I suck at naming characters. Three in my latest novel are named after someone I know though the characters are not based on those people. For everyone else I used a random name generator. I hate naming people. I also had to name animals since my setting was an alien planet. That was tough! I think if I were to venture into another novel like that I would spend more time creating that world ahead of writing insisted of making it up on the fly.

Not that I would spend too much time world building. I want the basics laid out ahead of time and the rest to reveal itself as I write.

When I write longer pieces like a novel, I don’t like to write it everyday. I like to get a few days at a time. Then I take a day off so I can think about the project and when I return to it I approach it with new eyes and fresh ideas.

Finishing my latest work, I realize there is much that needs correcting. There are several plot points I need to make stronger. I need to make some background information more detailed. Overall it needs a bit of heavy lifting to read better and more coherent.

But I have the first draft written. I can’t revise what I haven’t written. And that’s what NaNo is all about.

If you’d like to check out the novel in it’s first draft , crazy raw form, you can read it here: “The Selection.”

6 thoughts on “Anatomy of “The Selection”

  1. I’ve got to admit, I’m jealous that you can write from a loose outline and change it on the fly. There’s no way I could make that work, but I wish I could write with that kind of flexibility and spontaneity. Congrats on your NaNo victory!

    Liked by 1 person

    1. Thanks Aaron! I feel too confined by a rigid outline, it’s just not my style. It’s perfect for other writers and more power to them for making it work.

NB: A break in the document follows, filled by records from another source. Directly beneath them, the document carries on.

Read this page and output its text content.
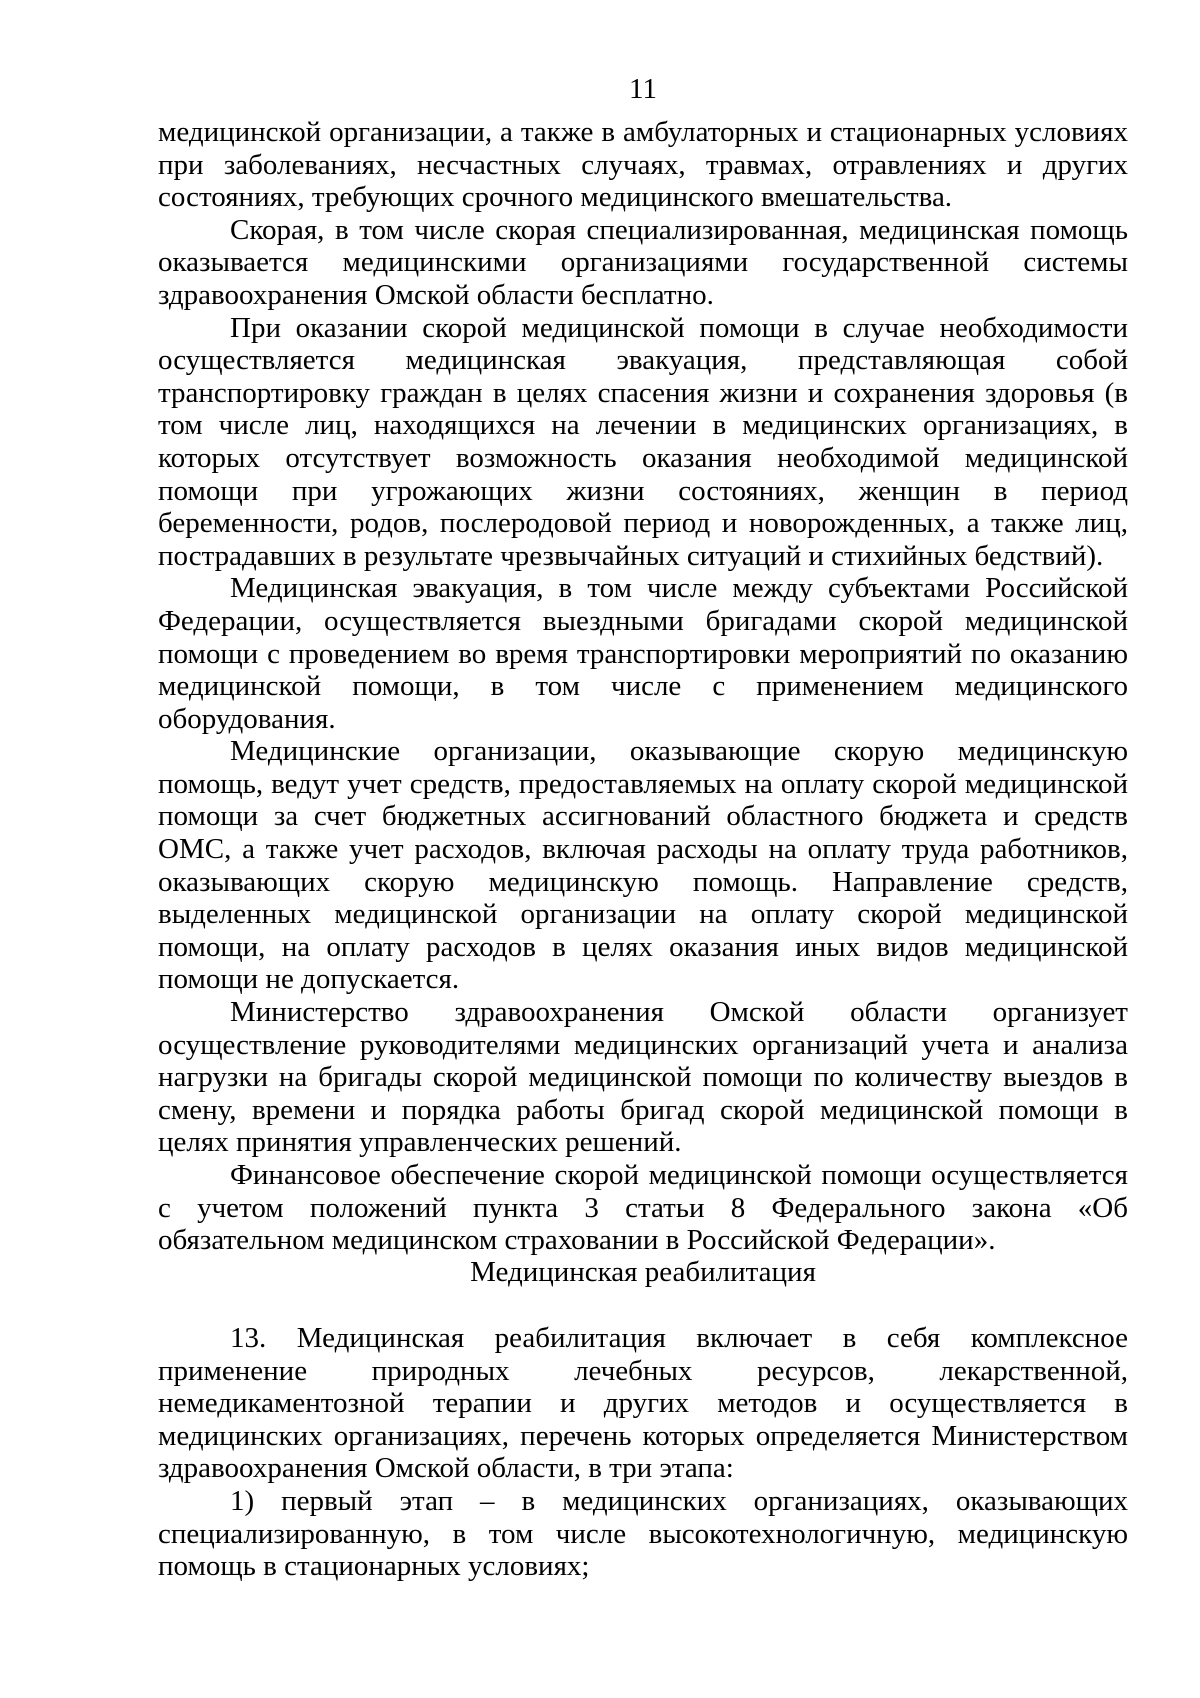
11

медицинской организации, а также в амбулаторных и стационарных условиях при заболеваниях, несчастных случаях, травмах, отравлениях и других состояниях, требующих срочного медицинского вмешательства.

Скорая, в том числе скорая специализированная, медицинская помощь оказывается медицинскими организациями государственной системы здравоохранения Омской области бесплатно.

При оказании скорой медицинской помощи в случае необходимости осуществляется медицинская эвакуация, представляющая собой транспортировку граждан в целях спасения жизни и сохранения здоровья (в том числе лиц, находящихся на лечении в медицинских организациях, в которых отсутствует возможность оказания необходимой медицинской помощи при угрожающих жизни состояниях, женщин в период беременности, родов, послеродовой период и новорожденных, а также лиц, пострадавших в результате чрезвычайных ситуаций и стихийных бедствий).

Медицинская эвакуация, в том числе между субъектами Российской Федерации, осуществляется выездными бригадами скорой медицинской помощи с проведением во время транспортировки мероприятий по оказанию медицинской помощи, в том числе с применением медицинского оборудования.

Медицинские организации, оказывающие скорую медицинскую помощь, ведут учет средств, предоставляемых на оплату скорой медицинской помощи за счет бюджетных ассигнований областного бюджета и средств ОМС, а также учет расходов, включая расходы на оплату труда работников, оказывающих скорую медицинскую помощь. Направление средств, выделенных медицинской организации на оплату скорой медицинской помощи, на оплату расходов в целях оказания иных видов медицинской помощи не допускается.

Министерство здравоохранения Омской области организует осуществление руководителями медицинских организаций учета и анализа нагрузки на бригады скорой медицинской помощи по количеству выездов в смену, времени и порядка работы бригад скорой медицинской помощи в целях принятия управленческих решений.

Финансовое обеспечение скорой медицинской помощи осуществляется с учетом положений пункта 3 статьи 8 Федерального закона «Об обязательном медицинском страховании в Российской Федерации».

Медицинская реабилитация

13. Медицинская реабилитация включает в себя комплексное применение природных лечебных ресурсов, лекарственной, немедикаментозной терапии и других методов и осуществляется в медицинских организациях, перечень которых определяется Министерством здравоохранения Омской области, в три этапа:

1) первый этап – в медицинских организациях, оказывающих специализированную, в том числе высокотехнологичную, медицинскую помощь в стационарных условиях;
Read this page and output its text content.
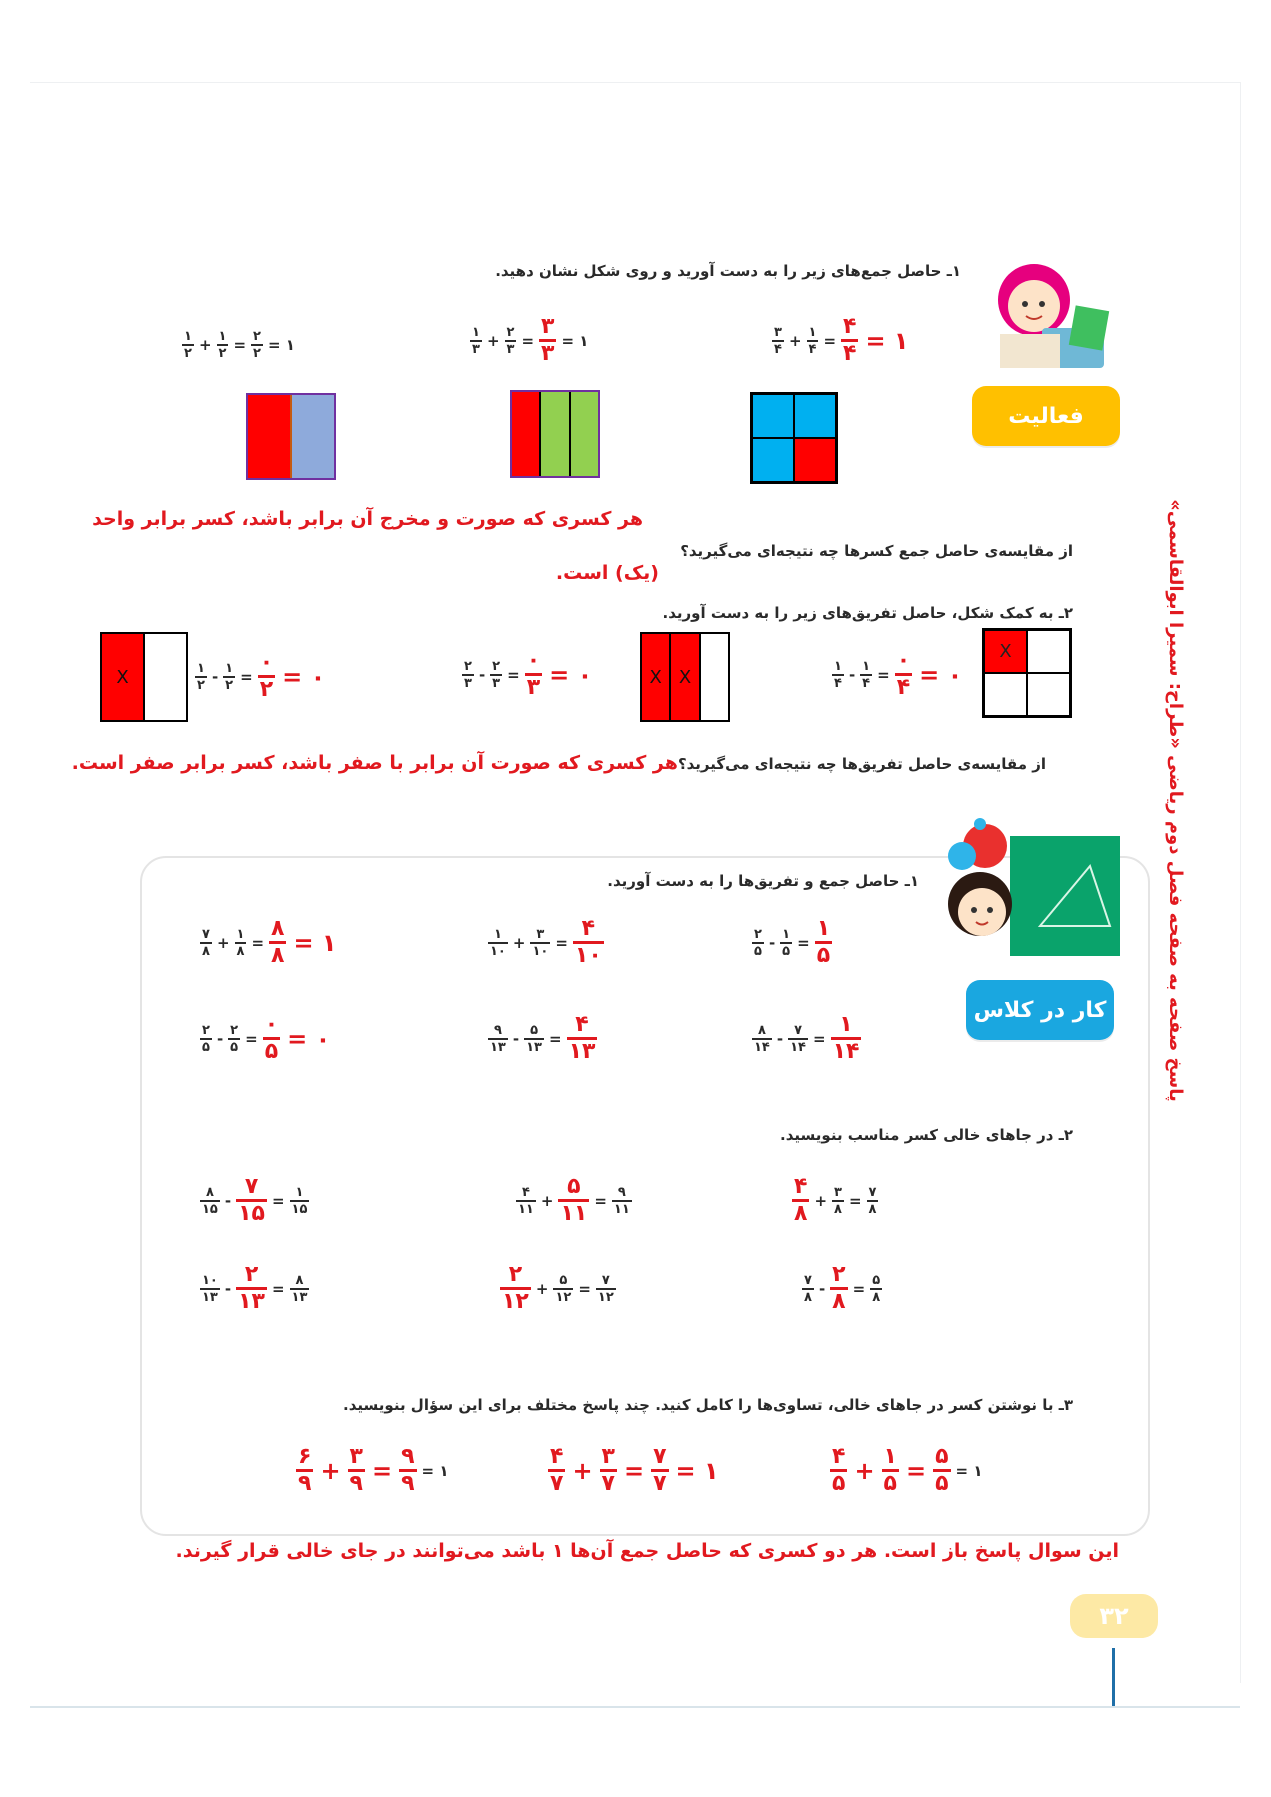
فعالیت
۱ـ حاصل جمع‌های زیر را به دست آورید و روی شکل نشان دهید.
$\frac{۳}{۴} + \frac{۱}{۴} = \frac{۴}{۴}$ = ۱
$\frac{۱}{۳} + \frac{۲}{۳} = \frac{۳}{۳}$ = ۱
$\frac{۱}{۲} + \frac{۱}{۲} = \frac{۲}{۲}$ = ۱
هر کسری که صورت و مخرج آن برابر باشد، کسر برابر واحد
از مقایسه‌ی حاصل جمع کسرها چه نتیجه‌ای می‌گیرید؟
(یک) است.
۲ـ به کمک شکل، حاصل تفریق‌های زیر را به دست آورید.
X
$\frac{۱}{۴} - \frac{۱}{۴} = \frac{۰}{۴}$ = ۰
X X
$\frac{۲}{۳} - \frac{۲}{۳} = \frac{۰}{۳}$ = ۰
$\frac{۱}{۲} - \frac{۱}{۲} = \frac{۰}{۲}$ = ۰
X
از مقایسه‌ی حاصل تفریق‌ها چه نتیجه‌ای می‌گیرید؟هر کسری که صورت آن برابر با صفر باشد، کسر برابر صفر است.
کار در کلاس
۱ـ حاصل جمع و تفریق‌ها را به دست آورید.
$\frac{۲}{۵} - \frac{۱}{۵} = \frac{۱}{۵}$
$\frac{۱}{۱۰} + \frac{۳}{۱۰} = \frac{۴}{۱۰}$
$\frac{۷}{۸} + \frac{۱}{۸} = \frac{۸}{۸}$ = ۱
$\frac{۸}{۱۴} - \frac{۷}{۱۴} = \frac{۱}{۱۴}$
$\frac{۹}{۱۳} - \frac{۵}{۱۳} = \frac{۴}{۱۳}$
$\frac{۲}{۵} - \frac{۲}{۵} = \frac{۰}{۵}$ = ۰
۲ـ در جاهای خالی کسر مناسب بنویسید.
$\frac{۴}{۸} + \frac{۳}{۸} = \frac{۷}{۸}$
$\frac{۴}{۱۱} + \frac{۵}{۱۱} = \frac{۹}{۱۱}$
$\frac{۸}{۱۵} - \frac{۷}{۱۵} = \frac{۱}{۱۵}$
$\frac{۷}{۸} - \frac{۲}{۸} = \frac{۵}{۸}$
$\frac{۲}{۱۲} + \frac{۵}{۱۲} = \frac{۷}{۱۲}$
$\frac{۱۰}{۱۳} - \frac{۲}{۱۳} = \frac{۸}{۱۳}$
۳ـ با نوشتن کسر در جاهای خالی، تساوی‌ها را کامل کنید. چند پاسخ مختلف برای این سؤال بنویسید.
$\frac{۴}{۵} + \frac{۱}{۵} = \frac{۵}{۵}$ = ۱
$\frac{۴}{۷} + \frac{۳}{۷} = \frac{۷}{۷}$ = ۱
$\frac{۶}{۹} + \frac{۳}{۹} = \frac{۹}{۹}$ = ۱
این سوال پاسخ باز است. هر دو کسری که حاصل جمع آن‌ها ۱ باشد می‌توانند در جای خالی قرار گیرند.
۳۲
پاسخ صفحه به صفحه فصل دوم ریاضی «طراح: سمیرا ابوالقاسمی»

  2. Well done for completing NaNoWriMo ! And well done for completing your first draft ๐Ÿ™‚ I will come back and read your first draft when I have time and a coffee to read and absorb it. I look forward to it. I am a bit like you, a middle of the road type of person. I start with an idea, I might start writing about that idea right away, just to get the ball rolling. Then I will step back, do some research, make a loose plan to help guide me, and get writing again, seeing where the road takes me. It’s a way of working which suits me, I know I have a plan to refer to, but give myself license to be flexible and creative.

    Liked by 1 person

    1. Thanks for the kind words! I can’t do the rigid outline, it feels too confining. Sounds like we share the same strategy when it comes to writing. We are not alone!